Avoid multiple intermediate steps of substituting numbers at all costs. Not only will this save your pencil a lot of work, but it will also cause your answer to be more accurate, as rounding errors can pile up, even when using a calculator.
I encounter significant digits much more often in chemistry than in physics. So basically:
Say you have a ruler with centimeter and millimeter markings. You measure the length of a pencil, and it comes out to somewhere in between 8.6 cm and 8.7 cm. It seems a touch closer to 8.6 than to 8.7. So, you say that the pencil is 8.63 cm long. The last digit implies that it is $\pm.01$. This way, the value could be 8.62, 8.63, 8.64, or anywhere in between. The most that you know is that it is definitely closer to 8.6 than 8.7, and the range from 8.62-8.64 just about covers your uncertainty about the measurement.

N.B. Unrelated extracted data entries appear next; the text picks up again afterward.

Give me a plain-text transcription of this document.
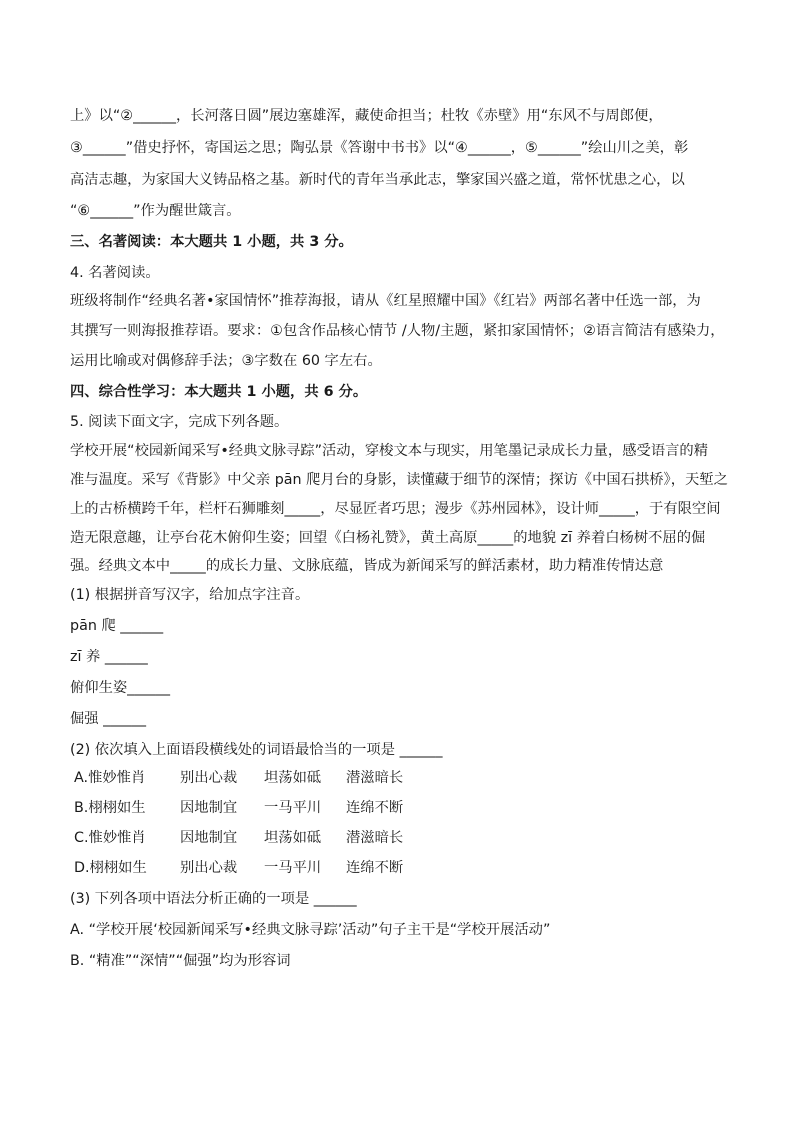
上》以“②______，长河落日圆”展边塞雄浑，藏使命担当；杜牧《赤壁》用“东风不与周郎便，
③______”借史抒怀，寄国运之思；陶弘景《答谢中书书》以“④______，⑤______”绘山川之美，彰
高洁志趣，为家国大义铸品格之基。新时代的青年当承此志，擎家国兴盛之道，常怀忧患之心，以
“⑥______”作为醒世箴言。
三、名著阅读：本大题共 1 小题，共 3 分。
4. 名著阅读。
班级将制作“经典名著•家国情怀”推荐海报，请从《红星照耀中国》《红岩》两部名著中任选一部，为
其撰写一则海报推荐语。要求：①包含作品核心情节 /人物/主题，紧扣家国情怀；②语言简洁有感染力，
运用比喻或对偶修辞手法；③字数在 60 字左右。
四、综合性学习：本大题共 1 小题，共 6 分。
5. 阅读下面文字，完成下列各题。
学校开展“校园新闻采写•经典文脉寻踪”活动，穿梭文本与现实，用笔墨记录成长力量，感受语言的精
准与温度。采写《背影》中父亲 pān 爬月台的身影，读懂藏于细节的深情；探访《中国石拱桥》，天堑之
上的古桥横跨千年，栏杆石狮雕刻_____，尽显匠者巧思；漫步《苏州园林》，设计师_____，于有限空间
造无限意趣，让亭台花木俯仰生姿；回望《白杨礼赞》，黄土高原_____的地貌 zī 养着白杨树不屈的倔
强。经典文本中_____的成长力量、文脉底蕴，皆成为新闻采写的鲜活素材，助力精准传情达意
(1) 根据拼音写汉字，给加点字注音。
pān 爬 ______
zī 养 ______
俯仰生姿______
倔强 ______
(2) 依次填入上面语段横线处的词语最恰当的一项是 ______
A.惟妙惟肖 别出心裁 坦荡如砥 潜滋暗长
B.栩栩如生 因地制宜 一马平川 连绵不断
C.惟妙惟肖 因地制宜 坦荡如砥 潜滋暗长
D.栩栩如生 别出心裁 一马平川 连绵不断
(3) 下列各项中语法分析正确的一项是 ______
A. “学校开展‘校园新闻采写•经典文脉寻踪’活动”句子主干是“学校开展活动”
B. “精准”“深情”“倔强”均为形容词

If you wanted to be absolutely precise, every single measurement you make and quantity you calculate would have a tolerance based on the limitations of your measuring apparatus. Of course, it would be cumbersome to keep writing $\pm.01$ every time, so it is simply assumed that the value is known exactly except for the last digit, which is uncertain.
Now when you do calculations, you can't use the value that you found, because it has some uncertainty associated with it. To be correct, you would have to carry out multiple calculations, first on the lower bound, and then on the upper bound, to figure out what the uncertainties of your new quantity are. This doubles the number of calculations you need to make, and is just cumbersome and tedious. That is why the rules for significant digits arose. They are a guideline for figuring out what kind of uncertainty your new quantity has without having to make any extraneous calculations. Thus, when you multiply 2 numbers, one with 3 sig figs and the other with 2, you will know for sure that the product will have 2 sig figs, one of which is absolutely certain, the other slightly uncertain.
To reiterate, in the example above, our value of 8.63 cm for the length of the pencil has 3 significant digits; two of which are absolutely certain (8 and 6), and the last one certain to $\pm1$.
Best Answer
It depends on the type of number. If the dimensionless number arises from pure math or counting, then it essentially has infinite precision and doesn't limit the number of digits you report. This is the case for the $2$ relating radius and diameter, or the $1/2$ in the kinetic energy formula, or the $N!$ you often see in statistical mechanics.
$\pi$ is the same, but if you only plug in finitely many digits into your calculator, your are limited by that. Thus $3.14$ has $3$ significant figures, even if you are approximating the exact value of of $\pi$.
Other dimensionless numbers are indeed measured, and thus have limited precision as well. For example, the fine-structure constant or the g-factor related to the electron gyromagnetic ratio are all measured and have uncertainties.
In general the question of having units vs. being dimensionless is orthogonal to the question of being exact vs. having uncertainty.